Over the weekend I got inspired to try Stitch, an AI-assisted vibe-design tool that helps people like me who struggle to land a solid color scheme from scratch. I wanted the redesign to feel like computers: CRT glow, system diagnostics, and a clean machine-room aesthetic. I used that as a starting point and pushed it toward something unmistakably technical, because if you are reading this, that is exactly what you are going to get from me.
Now, you might have reservations about AI, and honestly, I get it. RAM prices are up, every product launch has “AI-powered” stamped on it, and the hype is exhausting. But after years of working with it, one thing has stayed true: whenever I ask AI to do something creative, I am still the one who has to shape the result. Creativity and judgment are human. The design you see here was AI-assisted, but I reviewed every decision, pushed back constantly, and steered it the whole way.
That is how I think about AI: it augments my workflow, it does not run it. I am in control over everything that is written.
So what is new?
A dedicated light and dark mode toggle
The color theme now actually means something, rather than being thrown together. Previously I was modelling it after an anime that had triangles as a heavy motif in its intro. At the same time, I got a bit obsessed with black and red. Dark mode looked great; light mode looked like a paint explosion due to the anime. They never felt like two sides of the same coin.
That’s the problem Stitch solved for me. Instead of hastily throwing colors together, it gave me something I could actually work with — a cohesive foundation that I could then tweak and refine. Now they are deliberate counterparts to each other. Every dark and light color is a thoughtful pair, not an afterthought. There is also a dedicated toggle with three states: light, dark, and system — which just follows whatever your OS is set to.
A refreshed theme













Home page before and after
Before and after comparisons of the 2026 redesign
The theme is an evolution of what I had before, pushed further toward the direction I always wanted: futuristic, technical, unmistakably computer-brained. This is just the start: the site will keep evolving. This design is an evolution from what I had before, not a total redesign.

Getting there was not painless. Stitch kept refusing to output a proper 1:1 light and dark mode, which drove me up the wall. But what it did give me was a solid foundation: a “Copy to Clipboard” export that generates an HTML page with Tailwind 4 baked in, which I used as a starting point.
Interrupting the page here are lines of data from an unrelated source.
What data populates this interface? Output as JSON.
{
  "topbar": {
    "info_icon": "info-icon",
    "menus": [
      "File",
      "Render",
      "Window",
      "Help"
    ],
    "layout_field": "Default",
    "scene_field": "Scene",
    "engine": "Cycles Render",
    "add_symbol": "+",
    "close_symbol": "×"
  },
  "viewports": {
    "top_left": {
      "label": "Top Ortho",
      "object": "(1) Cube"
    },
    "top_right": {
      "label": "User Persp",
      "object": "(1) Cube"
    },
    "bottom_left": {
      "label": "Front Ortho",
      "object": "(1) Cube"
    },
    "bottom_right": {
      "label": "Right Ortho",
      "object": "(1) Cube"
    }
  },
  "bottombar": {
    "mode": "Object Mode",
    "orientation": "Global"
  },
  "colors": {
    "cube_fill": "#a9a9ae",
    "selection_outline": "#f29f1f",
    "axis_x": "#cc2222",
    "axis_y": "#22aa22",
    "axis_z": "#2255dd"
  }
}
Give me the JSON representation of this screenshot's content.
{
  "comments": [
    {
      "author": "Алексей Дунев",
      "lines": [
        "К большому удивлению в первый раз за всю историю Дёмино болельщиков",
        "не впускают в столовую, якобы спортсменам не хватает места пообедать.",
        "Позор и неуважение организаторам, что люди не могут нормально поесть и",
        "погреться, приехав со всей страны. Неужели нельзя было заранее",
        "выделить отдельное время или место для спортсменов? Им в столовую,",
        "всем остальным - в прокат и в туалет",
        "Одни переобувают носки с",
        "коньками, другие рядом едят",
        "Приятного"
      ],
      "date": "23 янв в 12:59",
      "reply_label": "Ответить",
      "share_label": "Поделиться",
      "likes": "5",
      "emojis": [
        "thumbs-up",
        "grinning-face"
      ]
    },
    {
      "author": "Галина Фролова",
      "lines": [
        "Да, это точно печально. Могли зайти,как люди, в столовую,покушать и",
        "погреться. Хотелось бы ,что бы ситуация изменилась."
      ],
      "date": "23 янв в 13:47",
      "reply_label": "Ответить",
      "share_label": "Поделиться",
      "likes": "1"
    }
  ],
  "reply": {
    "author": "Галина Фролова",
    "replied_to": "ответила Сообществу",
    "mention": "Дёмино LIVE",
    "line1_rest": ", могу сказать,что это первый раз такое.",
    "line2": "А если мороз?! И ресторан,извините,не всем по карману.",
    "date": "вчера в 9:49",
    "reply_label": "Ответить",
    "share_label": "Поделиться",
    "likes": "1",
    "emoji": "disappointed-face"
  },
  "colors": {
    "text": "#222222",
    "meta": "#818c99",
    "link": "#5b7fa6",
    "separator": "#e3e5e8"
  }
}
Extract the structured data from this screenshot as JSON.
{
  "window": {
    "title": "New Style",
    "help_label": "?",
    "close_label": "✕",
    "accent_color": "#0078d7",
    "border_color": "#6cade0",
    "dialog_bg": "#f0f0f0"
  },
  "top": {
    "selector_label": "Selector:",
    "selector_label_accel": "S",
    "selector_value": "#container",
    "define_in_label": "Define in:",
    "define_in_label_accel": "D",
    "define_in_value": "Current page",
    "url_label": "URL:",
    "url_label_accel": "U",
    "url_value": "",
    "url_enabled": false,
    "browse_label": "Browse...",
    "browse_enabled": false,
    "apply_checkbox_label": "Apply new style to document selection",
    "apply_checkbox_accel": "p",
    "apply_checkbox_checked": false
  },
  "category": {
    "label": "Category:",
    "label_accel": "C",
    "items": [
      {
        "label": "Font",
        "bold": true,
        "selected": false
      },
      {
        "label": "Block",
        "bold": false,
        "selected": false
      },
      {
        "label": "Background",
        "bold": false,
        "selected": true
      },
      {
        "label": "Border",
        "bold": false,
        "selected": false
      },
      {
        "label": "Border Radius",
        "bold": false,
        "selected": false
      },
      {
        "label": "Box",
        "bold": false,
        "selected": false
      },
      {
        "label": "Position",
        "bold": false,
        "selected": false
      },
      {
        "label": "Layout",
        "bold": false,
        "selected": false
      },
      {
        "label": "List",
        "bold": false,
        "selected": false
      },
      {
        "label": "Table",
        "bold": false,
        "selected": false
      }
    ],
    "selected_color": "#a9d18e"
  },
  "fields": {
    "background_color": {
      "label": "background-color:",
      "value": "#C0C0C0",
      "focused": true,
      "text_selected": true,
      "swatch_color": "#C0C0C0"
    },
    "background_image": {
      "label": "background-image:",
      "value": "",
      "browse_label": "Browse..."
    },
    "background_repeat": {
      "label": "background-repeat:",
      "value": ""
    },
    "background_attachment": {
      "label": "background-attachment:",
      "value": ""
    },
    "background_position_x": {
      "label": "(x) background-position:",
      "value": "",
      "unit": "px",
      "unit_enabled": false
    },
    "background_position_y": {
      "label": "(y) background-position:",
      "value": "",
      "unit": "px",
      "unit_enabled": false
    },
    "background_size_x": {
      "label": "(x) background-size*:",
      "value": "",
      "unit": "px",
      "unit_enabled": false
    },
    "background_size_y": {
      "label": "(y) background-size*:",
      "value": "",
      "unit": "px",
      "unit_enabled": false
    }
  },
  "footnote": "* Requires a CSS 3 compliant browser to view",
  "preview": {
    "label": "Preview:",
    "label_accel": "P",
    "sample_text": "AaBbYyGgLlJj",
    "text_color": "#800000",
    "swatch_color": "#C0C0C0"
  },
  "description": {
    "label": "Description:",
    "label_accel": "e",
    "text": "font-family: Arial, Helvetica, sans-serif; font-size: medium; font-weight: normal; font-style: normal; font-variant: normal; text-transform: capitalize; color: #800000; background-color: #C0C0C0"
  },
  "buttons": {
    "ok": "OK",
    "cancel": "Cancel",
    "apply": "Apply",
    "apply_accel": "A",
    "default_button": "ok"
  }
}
I did not use any of the art Stitch generated, and I had to discard a lot of it because it felt tacky and obviously AI-made. In the end, only about 25% of what Stitch produced made it into production.
I do not actually use Tailwind, though. I use unocss. Tailwind is opinionated by design: CSS Variables everywhere, layers everywhere, and good luck trying to opt out of any of it. That level of opinion is limiting when you need precise control.
With unocss I can target exactly what I need. That matters to me because I work across a lot of older platforms that people use every day without realizing they are web-based. I am always conscious of every byte of HTML, JS, and CSS that ships.
My take on AI, the New World of Coding
Yes, I utilize AI. But let me be clear about what that actually looks like: AI augments my workflow, it does not run it.
Here is the thing, though: I understand the pressure. In this new world of coding, everyone expects extremely faster output. There is an unspoken expectation in work that if a tool exists to speed you up, you should use it: if you don’t, well, you’re just working harder for the same result. If I refused to touch AI, I would be grinding nights and weekends just to keep up. That is not a principled stance; that is just burnout in slow motion. So I use it. But I use it with care.
I will never, ever hand my workflow to AI and skip review. Every output gets checked by me before it ships.
I am in the loop at every step. I review the output, push back when something is off, and make the final call. My frustration is not with the tool itself: it is with the expectation that AI should replace creativity entirely. I have yet to encounter a piece of AI-generated art that stands on its own as something genuinely meaningful. Creativity is still human.
To me, AI is infrastructure: no different from a computer or an operating system. It helps me write faster, phrase things more clearly, and stay in flow when I sit down with my morning cup of tea. It handles the mechanical parts so I can spend more energy on the parts that actually need a human.
AI is not here to replace people. It is here to work alongside them. The sooner we treat it that way, the better we will all get at using it well.